The now-neverending stream of information shapes our perception of time. For many people, especially America’s news-intensive elites, it may make the war feel much longer than it actually has been.
Similarly, NY Times columnist Farhad Manjoo had an op-ed in 2018 about how he changed his information sources and how much better he felt: “For Two Months, I Got My News From Print Newspapers. Here’s What I Learned”:
In January, after the breaking-newsiest year in recent memory, I decided to travel back in time. I turned off my digital news notifications, unplugged from Twitter and other social networks, and subscribed to home delivery of three print newspapers — The Times, The Wall Street Journal and my local paper, The San Francisco Chronicle — plus a weekly newsmagazine, The Economist.
I have spent most days since then getting the news mainly from print, though my self-imposed asceticism allowed for podcasts, email newsletters and long-form nonfiction (books and magazine articles). Basically, I was trying to slow-jam the news — I still wanted to be informed, but was looking to formats that prized depth and accuracy over speed.
It has been life changing. Turning off the buzzing breaking-news machine I carry in my pocket was like unshackling myself from a monster who had me on speed dial, always ready to break into my day with half-baked bulletins.
Now I am not just less anxious and less addicted to the news, I am more widely informed (though there are some blind spots). And I’m embarrassed about how much free time I have — in two months, I managed to read half a dozen books, took up pottery and (I think) became a more attentive husband and father.

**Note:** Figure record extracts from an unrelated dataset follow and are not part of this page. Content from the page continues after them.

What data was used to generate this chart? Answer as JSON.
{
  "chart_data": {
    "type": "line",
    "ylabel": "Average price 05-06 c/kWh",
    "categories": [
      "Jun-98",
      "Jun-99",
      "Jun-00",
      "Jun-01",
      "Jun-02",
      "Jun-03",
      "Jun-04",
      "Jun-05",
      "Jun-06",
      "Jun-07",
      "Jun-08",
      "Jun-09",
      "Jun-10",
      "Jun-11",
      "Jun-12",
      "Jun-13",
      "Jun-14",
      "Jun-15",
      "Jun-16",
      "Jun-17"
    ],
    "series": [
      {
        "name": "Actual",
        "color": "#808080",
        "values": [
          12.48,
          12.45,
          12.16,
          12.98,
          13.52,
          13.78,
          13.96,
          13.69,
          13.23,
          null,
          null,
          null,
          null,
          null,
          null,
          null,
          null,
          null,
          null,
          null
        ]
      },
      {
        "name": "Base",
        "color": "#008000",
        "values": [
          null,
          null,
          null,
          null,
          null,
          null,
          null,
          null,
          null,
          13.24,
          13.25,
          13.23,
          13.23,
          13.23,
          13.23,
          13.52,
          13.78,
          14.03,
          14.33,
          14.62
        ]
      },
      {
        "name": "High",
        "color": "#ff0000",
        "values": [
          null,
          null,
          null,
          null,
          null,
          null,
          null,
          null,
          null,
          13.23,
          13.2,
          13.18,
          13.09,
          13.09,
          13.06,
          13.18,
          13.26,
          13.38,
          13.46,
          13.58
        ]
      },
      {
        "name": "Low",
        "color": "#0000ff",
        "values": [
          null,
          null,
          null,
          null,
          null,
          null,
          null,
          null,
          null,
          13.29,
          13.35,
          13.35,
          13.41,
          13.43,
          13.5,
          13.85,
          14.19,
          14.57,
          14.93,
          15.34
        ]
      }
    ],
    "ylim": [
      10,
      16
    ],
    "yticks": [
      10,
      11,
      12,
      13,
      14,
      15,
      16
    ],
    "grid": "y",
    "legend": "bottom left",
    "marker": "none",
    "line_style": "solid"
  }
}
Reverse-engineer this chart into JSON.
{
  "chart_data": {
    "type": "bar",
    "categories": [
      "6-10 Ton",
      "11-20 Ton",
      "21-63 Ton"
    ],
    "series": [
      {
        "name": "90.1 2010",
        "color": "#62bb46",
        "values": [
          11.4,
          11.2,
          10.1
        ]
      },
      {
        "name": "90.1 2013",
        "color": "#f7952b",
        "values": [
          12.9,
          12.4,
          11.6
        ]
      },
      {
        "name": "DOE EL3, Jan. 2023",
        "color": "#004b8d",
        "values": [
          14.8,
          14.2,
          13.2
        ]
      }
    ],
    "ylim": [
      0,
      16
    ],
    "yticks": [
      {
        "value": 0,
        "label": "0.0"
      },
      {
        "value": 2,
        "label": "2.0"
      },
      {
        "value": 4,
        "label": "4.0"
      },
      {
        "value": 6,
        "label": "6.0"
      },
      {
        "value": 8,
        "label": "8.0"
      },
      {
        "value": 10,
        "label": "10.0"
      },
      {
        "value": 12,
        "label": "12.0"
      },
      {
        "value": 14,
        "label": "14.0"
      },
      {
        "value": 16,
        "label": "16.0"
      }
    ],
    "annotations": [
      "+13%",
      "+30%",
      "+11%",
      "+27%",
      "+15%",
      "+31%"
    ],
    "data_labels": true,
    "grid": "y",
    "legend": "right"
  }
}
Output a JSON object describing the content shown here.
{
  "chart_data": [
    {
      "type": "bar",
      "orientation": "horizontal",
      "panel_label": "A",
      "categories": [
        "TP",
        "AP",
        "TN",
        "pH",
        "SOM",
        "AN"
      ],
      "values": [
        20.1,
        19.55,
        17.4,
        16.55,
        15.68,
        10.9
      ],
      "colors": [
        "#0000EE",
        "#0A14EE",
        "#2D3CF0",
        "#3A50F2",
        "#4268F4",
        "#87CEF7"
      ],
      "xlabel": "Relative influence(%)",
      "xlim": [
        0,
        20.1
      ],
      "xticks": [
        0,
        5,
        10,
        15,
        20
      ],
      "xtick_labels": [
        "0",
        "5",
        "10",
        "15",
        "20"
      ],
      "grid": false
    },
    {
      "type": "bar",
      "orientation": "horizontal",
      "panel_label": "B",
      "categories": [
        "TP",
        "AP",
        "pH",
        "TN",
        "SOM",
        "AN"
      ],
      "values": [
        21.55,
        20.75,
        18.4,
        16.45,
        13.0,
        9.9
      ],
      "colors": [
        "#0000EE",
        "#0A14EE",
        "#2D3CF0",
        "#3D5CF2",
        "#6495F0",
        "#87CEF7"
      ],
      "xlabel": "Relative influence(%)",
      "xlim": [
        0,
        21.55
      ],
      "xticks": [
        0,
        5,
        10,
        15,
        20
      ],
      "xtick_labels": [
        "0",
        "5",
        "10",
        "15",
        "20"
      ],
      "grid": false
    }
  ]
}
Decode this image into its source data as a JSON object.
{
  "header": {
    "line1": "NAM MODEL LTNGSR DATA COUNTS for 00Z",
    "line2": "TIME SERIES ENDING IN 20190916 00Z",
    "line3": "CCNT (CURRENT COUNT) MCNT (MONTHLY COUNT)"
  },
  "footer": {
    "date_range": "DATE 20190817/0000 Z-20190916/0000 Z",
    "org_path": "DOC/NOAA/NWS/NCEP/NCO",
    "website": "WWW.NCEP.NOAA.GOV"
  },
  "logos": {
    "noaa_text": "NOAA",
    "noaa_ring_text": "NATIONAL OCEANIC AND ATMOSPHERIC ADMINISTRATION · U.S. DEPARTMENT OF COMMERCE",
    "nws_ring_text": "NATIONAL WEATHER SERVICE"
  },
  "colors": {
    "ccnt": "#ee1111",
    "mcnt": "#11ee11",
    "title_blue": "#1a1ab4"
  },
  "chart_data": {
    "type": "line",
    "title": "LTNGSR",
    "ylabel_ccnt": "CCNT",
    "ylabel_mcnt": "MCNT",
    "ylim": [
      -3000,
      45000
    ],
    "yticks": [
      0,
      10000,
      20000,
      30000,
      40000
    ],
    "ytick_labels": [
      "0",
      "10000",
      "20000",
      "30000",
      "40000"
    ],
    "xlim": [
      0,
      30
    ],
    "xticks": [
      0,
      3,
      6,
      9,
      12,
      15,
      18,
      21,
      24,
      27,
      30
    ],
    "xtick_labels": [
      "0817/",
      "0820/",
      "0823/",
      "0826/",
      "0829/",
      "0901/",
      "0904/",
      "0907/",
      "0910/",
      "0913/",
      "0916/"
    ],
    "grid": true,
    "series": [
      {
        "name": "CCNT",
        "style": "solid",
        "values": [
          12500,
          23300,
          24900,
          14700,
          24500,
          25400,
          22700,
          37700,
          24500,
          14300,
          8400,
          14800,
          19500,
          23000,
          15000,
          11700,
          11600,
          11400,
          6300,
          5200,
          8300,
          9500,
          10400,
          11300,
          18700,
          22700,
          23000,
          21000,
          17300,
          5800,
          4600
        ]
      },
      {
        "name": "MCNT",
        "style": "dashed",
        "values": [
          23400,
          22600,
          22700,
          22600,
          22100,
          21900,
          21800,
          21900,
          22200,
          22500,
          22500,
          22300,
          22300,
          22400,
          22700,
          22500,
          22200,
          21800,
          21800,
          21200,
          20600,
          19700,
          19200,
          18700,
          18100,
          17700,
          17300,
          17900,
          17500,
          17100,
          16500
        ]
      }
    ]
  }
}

And similar to Cowen, Manjoo’s sense of time shifted through this experiment:
Another surprise was a sensation of time slowing down. One weird aspect of the past few years is how a “tornado of news-making has scrambled Americans’ grasp of time and memory,” as my colleague Matt Flegenheimer put it last year. By providing a daily digest of the news, the newspaper alleviates this sense. Sure, there’s still a lot of news — but when you read it once a day, the world feels contained and comprehensible rather than a blur of headlines lost on a phone’s lock screen.
This was written in 2018! How much truer now.
What I’d leave you with is this: be aware that there are different mental time zones. If you are trying to rest or to be more creative and thoughtful, be mindful of the communication channels you are exposed to and create space for deliberate rest. And finally, information speed matters - if the world feels too fast, try moving to slower news.